If you want to keep the fat from your roasted goose, it must be trained before storing. To save goose fat you can cut off the tail fat before roasting the goose, and melt the diced fat just as you do with lard. Sometimes the fat from the roasting tin can also be used (depends on what you’ve added to the goose). Strain it well, and to get rid of any liquids that have mixed with the fat during roasting, put it in a sauce pan and let the liquids evaporate at a low temperature. According to Claudia Roden (The Book of Jewish Food), goose fat is very healthy, comparable to olive oil. Here is a medieval recipe for roasted goose.
This spice was used in the European kitchen from the thirteenth to the eighteenth century, and was at the top of its popularity in fourteenth century France. The plant (Aframomum melegueta) is related to ginger, but it is the seeds that are used as spice.
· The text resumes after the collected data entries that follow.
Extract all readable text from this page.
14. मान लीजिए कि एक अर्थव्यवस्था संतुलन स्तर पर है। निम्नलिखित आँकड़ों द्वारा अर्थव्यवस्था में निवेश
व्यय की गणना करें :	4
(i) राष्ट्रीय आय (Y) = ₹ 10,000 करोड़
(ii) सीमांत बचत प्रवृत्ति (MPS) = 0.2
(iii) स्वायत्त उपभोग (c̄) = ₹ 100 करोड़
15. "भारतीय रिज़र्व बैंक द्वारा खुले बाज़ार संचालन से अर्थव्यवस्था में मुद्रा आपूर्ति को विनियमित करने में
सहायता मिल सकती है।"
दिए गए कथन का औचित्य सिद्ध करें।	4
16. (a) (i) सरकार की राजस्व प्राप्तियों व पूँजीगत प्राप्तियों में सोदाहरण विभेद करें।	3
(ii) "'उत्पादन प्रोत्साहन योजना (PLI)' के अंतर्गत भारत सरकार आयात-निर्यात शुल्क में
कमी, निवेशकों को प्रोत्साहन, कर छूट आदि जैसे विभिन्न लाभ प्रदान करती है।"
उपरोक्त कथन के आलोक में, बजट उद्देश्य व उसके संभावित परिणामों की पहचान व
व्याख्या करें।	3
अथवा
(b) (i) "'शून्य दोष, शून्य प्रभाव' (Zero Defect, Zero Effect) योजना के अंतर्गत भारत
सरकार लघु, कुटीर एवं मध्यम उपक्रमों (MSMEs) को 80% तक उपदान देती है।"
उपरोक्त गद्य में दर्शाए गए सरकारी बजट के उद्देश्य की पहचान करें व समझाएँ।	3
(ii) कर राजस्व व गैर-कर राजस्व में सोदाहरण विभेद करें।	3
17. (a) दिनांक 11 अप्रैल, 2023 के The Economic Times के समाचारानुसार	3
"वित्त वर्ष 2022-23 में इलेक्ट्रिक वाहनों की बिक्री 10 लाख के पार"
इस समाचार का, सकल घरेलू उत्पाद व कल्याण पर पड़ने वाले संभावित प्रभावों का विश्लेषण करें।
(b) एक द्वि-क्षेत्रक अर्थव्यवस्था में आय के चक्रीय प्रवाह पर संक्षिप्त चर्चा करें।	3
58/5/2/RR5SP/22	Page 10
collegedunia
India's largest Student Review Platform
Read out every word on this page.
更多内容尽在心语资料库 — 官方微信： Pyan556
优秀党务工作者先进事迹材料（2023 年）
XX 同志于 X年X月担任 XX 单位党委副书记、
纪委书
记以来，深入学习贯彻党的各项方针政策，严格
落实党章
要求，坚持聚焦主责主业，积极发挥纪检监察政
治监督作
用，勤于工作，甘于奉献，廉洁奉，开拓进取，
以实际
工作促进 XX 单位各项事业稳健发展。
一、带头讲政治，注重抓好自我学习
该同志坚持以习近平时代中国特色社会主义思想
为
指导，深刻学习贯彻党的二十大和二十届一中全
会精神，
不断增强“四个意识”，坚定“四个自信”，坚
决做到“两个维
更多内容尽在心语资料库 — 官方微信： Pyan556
It is still in use as spice in the region of West Africa, where it is indigenous. Since it is not easy to come by, you can also use an alternative. Cardamom is often mentioned, but you get the best effect by adding a little black pepper to the cardamom. Recipes: Clareit, Mushroom pasties, Stockfish with peas and apple, Royal white tourt
Grain kernels are seldom used whole in food. From large to small, you have the whole kernel, then groats (broken kernels), grits (crushed kernels) and meal (ground kernels). Groats and grits can be made of wheat, oats, barley, rye, and buckwheat. In the South of the United States, grits made from corn is popular food. Bulgur is also a kind of wheat groats, but the kernels are steamed, so it does not need to be cooked, or just a few minutes at most. Recipe: Medieval bread, Kale with chestnuts and groats.
If a French recipe mentions Gruyère, naturally it means French Gruyère. But -at least in the Netherlands- you hardly ever see French Gruyère, it’s almost always the Swiss cheese. And that is not so strange, because Gruyère cheese is named after the town Gruyère in West-Switzerland. The French cheeses that are produced like the Swiss Gruyère are not called Gruyère but Comté and Beaufort (or Belfort). The official French AOC (Appellation d’Origine Controlée) Gruyère is different from the Swiss one: it has holes. However, it is produced in the same region as the Comté and Beaufort cheeses. The French government has stipulated the exact size of the holes in the Gruyère cheese: “des ouvertures de dimension allant de la grosseur d’un pois à celle d’une cerise”. So, between the size of a pea and a cherry. And don’t ask me what the official size of a pea or cherry is! Recipe: Mushroom pie, Cheese biscuits.